O Carro do Feno, Madrid O Julgamento Final, Viena

As Tentações de Santo Antão, Lisboa O Julgamento Final (dir.), Bruges

O Eremita, Veneza

Santa Júlia/Liberata (sobr.), Veneza

* Na grafia antiga, a letra ſ equivale a um longo “s”, como se observa no nome “Boſch” (=Bosch). Por curiosidade, uma variante subsiste na língua alemã com a letra ß, correspendente a um duplo “s”.

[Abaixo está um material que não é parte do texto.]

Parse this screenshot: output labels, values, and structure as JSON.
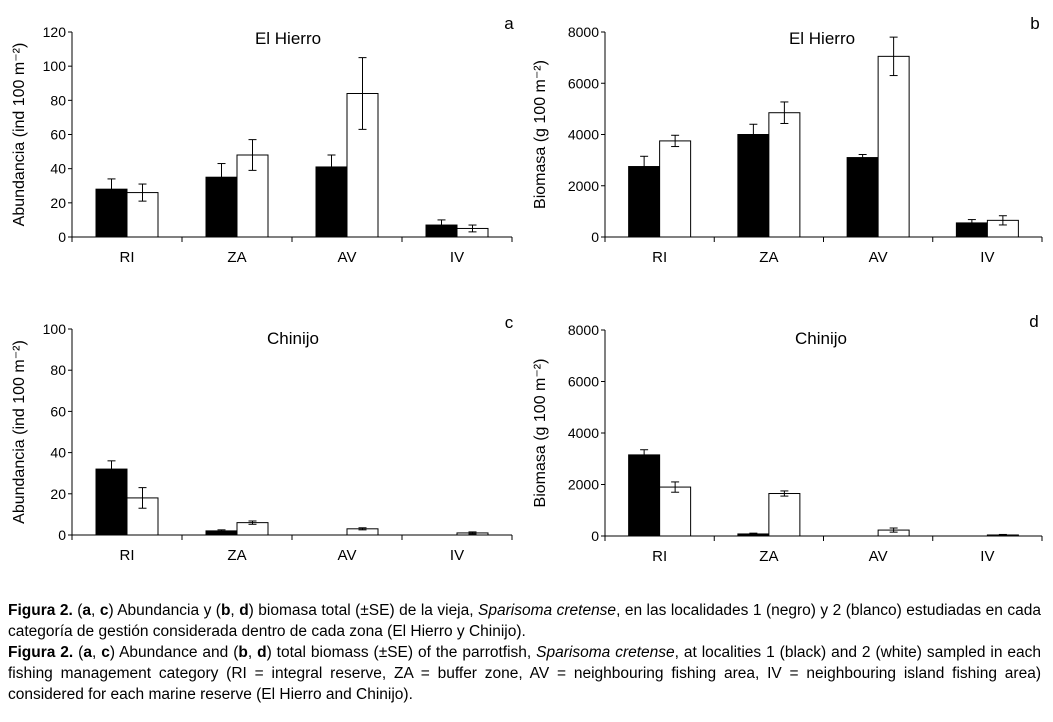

Note-se que na versão por extenso, o apelido inícia com minúscula, o que reflecte uma auto-diminuição que, sistematicamente e sob várias formas, o penitente artista introduziu nas suas obras.

Na versão por natureza já sintetizada do monograma, o “B” surge maiúsculo, aqui também como um “M”. Este é o caso do Jardim das Delícias, mas mesmo neste tríptico, noutros pontos, Bosch fez-se ainda associar a um “b” minúsculo, em vários dos auto-retratos simbólicos aí existentes.

Deverá ainda ser acrescentado que, tratando-se de uma versão local, o nome “Jheronimus” assume uma significância nacionalista, que aliás é transversal às suas pinturas.

Do mesmo modo, e como era então habitual, o nome revela a inclusão de uma referência cristológica (Jhesus), que deveria servir de permanente guia moral aquando das decisões de todos os dias.

Em suma, a versão “Jheronimus” deverá ser preferida a “Hieronymus”, uma vez que foi a eleita pelo artista para identificar as suas pinturas, e também porque se integra com naturalidade num contexto histórico onde o simbolismo assumia particular importância, mesmo na vida quotidiana.